Rule 13(1) of the Tribunal Procedure (First-tier Tribunal)(Property Chamber) Rules 2013 (SI 2013/1169) provides that the Property Chamber of the First Tier Tribunal (FTT) may order costs(other than fees) in several limited circumstances. Of most interest to landlords, managing agents and others involved in FTT cases is r 13(1)(b), which provides for costs orders (in agricultural land and drainage, residential property or leasehold cases) “if a person has acted unreasonably in bringing, defending, or conducting proceedings”.

The introduction of r 13(1) on 1 July 2013 looked to mark a significant departure from the rules of the old Leasehold Valuation Tribunal, where costs could be awarded only where a party had acted frivolously, vexatiously, abusively, disruptively or otherwise unreasonably, and only up to a maximum of £500 in any event. Thus the past three years have seen many parties to proceedings before the FTT seeking awards of costs pursuant to r13(1)(b), citing various forms of allegedly unreasonable conduct by others.

In the absence of authority on the scope of the rule, outcomes have been mixed. Now, a welcome decision by the Upper Tribunal (Lands Chamber) has provided much-needed guidance on how this jurisdiction should be exercised.

Willow Court Management Company(1985) Limited v Alexander

In Willow Court Management Company(1985) Limited v Alexander [2016] UKUT290 (LC), Martin Rodger QC (Deputy President of the Upper Tribunal (Lands Chamber)) and Siobhan McGrath (President of the FTT (Property Chamber)) heard three conjoined appeals against costs orders made under r 13(1)(b). Demonstrating that such orders should be the exception rather than the rule, all three appeals were allowed, with the Tribunal remarking that orders pursuant to r 13(1)(b) should be reserved “for the clearest cases”.

The Upper Tribunal also gave valuable guidance on how applications for costs orders under r 13(1)(b) should be dealt with.

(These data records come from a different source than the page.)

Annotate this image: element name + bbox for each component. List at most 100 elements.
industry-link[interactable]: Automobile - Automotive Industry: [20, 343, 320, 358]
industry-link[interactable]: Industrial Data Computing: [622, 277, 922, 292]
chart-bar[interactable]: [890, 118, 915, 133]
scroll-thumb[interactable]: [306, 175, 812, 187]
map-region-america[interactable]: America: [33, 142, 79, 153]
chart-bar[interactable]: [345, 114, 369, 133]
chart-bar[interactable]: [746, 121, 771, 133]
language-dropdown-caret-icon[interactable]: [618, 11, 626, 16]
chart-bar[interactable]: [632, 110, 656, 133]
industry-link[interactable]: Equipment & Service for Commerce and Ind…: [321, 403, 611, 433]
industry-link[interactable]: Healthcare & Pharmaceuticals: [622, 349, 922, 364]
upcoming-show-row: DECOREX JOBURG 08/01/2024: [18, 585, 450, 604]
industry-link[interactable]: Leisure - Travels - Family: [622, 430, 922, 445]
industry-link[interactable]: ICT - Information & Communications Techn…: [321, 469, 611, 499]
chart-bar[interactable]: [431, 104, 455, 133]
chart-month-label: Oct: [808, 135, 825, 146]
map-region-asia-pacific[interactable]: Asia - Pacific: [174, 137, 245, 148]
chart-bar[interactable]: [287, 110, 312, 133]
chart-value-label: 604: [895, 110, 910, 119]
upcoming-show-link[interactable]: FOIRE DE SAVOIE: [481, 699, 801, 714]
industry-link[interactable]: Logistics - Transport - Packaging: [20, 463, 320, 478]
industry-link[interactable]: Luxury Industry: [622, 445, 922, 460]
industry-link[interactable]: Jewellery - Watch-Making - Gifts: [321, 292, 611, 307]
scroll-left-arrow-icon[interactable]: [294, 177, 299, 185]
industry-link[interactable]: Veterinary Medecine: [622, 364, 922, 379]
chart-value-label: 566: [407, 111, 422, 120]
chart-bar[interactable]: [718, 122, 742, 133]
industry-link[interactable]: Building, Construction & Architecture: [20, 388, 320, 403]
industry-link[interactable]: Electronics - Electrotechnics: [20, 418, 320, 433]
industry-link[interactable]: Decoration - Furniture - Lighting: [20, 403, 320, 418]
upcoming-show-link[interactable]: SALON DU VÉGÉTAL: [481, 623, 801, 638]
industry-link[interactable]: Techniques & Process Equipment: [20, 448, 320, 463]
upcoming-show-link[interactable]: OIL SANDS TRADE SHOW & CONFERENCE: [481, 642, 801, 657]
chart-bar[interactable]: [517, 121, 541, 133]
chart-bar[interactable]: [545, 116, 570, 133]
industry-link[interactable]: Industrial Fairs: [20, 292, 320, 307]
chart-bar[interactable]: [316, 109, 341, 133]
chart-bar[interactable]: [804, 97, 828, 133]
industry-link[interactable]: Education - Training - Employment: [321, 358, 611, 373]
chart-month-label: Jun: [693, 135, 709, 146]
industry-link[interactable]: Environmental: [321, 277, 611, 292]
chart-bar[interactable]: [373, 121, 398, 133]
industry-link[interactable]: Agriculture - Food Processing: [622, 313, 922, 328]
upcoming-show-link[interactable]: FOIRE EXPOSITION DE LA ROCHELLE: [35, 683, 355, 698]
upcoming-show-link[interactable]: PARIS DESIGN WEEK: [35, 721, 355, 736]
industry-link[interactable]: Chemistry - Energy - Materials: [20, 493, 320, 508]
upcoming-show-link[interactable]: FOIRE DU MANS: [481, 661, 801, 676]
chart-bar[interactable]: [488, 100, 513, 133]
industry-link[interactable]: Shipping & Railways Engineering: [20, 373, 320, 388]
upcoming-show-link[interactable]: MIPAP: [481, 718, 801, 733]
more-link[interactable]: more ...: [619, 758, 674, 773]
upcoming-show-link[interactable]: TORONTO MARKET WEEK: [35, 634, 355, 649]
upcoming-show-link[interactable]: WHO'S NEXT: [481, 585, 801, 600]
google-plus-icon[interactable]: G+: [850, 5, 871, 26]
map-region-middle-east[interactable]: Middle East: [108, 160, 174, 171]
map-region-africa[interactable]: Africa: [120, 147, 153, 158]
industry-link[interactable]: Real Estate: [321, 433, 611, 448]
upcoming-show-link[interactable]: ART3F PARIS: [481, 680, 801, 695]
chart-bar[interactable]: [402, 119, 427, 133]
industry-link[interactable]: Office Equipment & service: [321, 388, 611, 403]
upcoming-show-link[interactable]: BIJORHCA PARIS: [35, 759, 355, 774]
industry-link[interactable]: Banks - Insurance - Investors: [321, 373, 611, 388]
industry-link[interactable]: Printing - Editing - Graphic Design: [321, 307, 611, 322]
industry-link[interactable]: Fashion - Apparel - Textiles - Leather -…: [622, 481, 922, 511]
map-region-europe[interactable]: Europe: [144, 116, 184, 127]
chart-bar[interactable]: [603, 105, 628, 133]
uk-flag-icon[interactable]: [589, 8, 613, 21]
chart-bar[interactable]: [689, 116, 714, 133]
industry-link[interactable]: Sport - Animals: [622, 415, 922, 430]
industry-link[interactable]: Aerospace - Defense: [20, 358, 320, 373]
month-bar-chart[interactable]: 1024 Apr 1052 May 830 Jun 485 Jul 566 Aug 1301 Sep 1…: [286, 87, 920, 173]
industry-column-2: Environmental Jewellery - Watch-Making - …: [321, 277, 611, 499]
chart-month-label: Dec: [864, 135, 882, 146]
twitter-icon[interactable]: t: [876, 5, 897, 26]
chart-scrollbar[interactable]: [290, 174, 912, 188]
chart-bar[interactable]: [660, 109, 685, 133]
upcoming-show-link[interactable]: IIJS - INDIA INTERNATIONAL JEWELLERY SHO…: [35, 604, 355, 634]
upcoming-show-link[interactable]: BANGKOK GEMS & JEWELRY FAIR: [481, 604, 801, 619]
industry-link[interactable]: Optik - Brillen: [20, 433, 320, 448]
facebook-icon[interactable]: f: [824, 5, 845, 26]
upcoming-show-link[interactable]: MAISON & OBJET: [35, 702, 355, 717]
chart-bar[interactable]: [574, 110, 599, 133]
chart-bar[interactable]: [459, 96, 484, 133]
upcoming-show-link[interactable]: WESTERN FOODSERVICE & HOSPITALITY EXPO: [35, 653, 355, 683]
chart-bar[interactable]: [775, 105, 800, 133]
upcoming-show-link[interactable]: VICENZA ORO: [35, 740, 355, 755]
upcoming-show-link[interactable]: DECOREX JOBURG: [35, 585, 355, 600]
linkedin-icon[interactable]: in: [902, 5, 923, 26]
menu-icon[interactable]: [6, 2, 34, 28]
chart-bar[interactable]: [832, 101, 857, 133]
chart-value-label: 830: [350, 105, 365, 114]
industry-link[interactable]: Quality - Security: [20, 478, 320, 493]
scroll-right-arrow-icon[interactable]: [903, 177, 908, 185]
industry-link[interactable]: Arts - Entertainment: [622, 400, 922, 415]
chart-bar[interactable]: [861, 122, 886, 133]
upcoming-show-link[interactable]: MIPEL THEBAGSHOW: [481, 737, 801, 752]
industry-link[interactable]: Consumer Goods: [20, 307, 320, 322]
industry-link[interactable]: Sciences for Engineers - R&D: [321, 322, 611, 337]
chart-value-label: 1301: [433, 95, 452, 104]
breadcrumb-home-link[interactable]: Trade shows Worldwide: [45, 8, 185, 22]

A systematic three-stage approach should be adopted:

  1. Has the party acted unreasonably?
  2. If so, ought the tribunal to make an order for costs?
  3. If so, what should the terms of that order be?

At the first stage, an objective standard of conduct should be applied to the facts of the case. However, the Upper Tribunal rejected the wide interpretation of “unreasonable conduct” contended for by the respondent to the Willow Court appeal and made clear that the standard of behaviour expected of parties in tribunal proceedings ought not to be set at an unrealistic level. The Tribunal adopted the question formulated in the leading decision on wasted costs orders, Ridehalgh v Horsefield [1994] Ch 205, [1994] 3 All ER 848, is there a reasonable explanation for the conduct complained of?

The Tribunal’s reluctance to allow costs orders under r 13 (1)(b) to become routine is evident from some of the examples given of conduct which would not normally (without more) qualify as unreasonable. They considered that a costs order would not ordinarily be justified where a party has failed to prepare properly for a hearing, failed to adduce proper evidence, failed to state their case clearly or sought a wholly unrealistic or unachievable outcome. The Tribunal was also at pains to emphasise that, unlike in the court system, withdrawing a claim at a late stage ought not to amount to a justification for a claim for costs.

Perhaps most notably, it is also clear from the Tribunal’s decision that litigants in person while not being given a carte blanche to act unreasonably — will be given rather more leeway than represented parties. The Tribunal stated: “The behaviour of an unrepresented party with no legal knowledge should be judged by the standards of a reasonable person who does not have legal advice.”

The second and third stages of enquiry on a r 13(1)(b) application involve an exercise of judicial discretion, having regard to all relevant circumstances, including the nature, seriousness and effect of the unreasonable conduct. However, there is no general rule that where unreasonable conduct is found the unsuccessful party will be ordered to pay the costs of the successful party. Rather, the matter will be governed by the Property Chamber’s overriding objective of dealing with cases “fairly and justly”.

Finally, the Tribunal observed that applications for costs under r 13(1)(b) ought not to be permitted to become major disputes in their own right. Applications should be made after the substantive decision and determined summarily, without the need for a further hearing. Any decision to award costs should identify the conduct found to be unreasonable and list the factors taken into account in determining that an order should be made and the form of that order.

Clear message

The message from the Tribunal is clear: costs orders under rule 13(1)(b) ought to be relatively rare. This decision is unlikely to be of much comfort to landlords and managing agents, who frequently find themselves incurring considerable legal costs bringing or defending tribunal proceedings against leaseholders. This is particularly so given the Tribunal’s indication that the same standard of reasonableness will not, apparently, be applied where a party chooses, as leaseholders often do, to act without legal representation.

What can at least be said is that at long last some clarity has been shed on the exercise of a hitherto uncertain jurisdiction.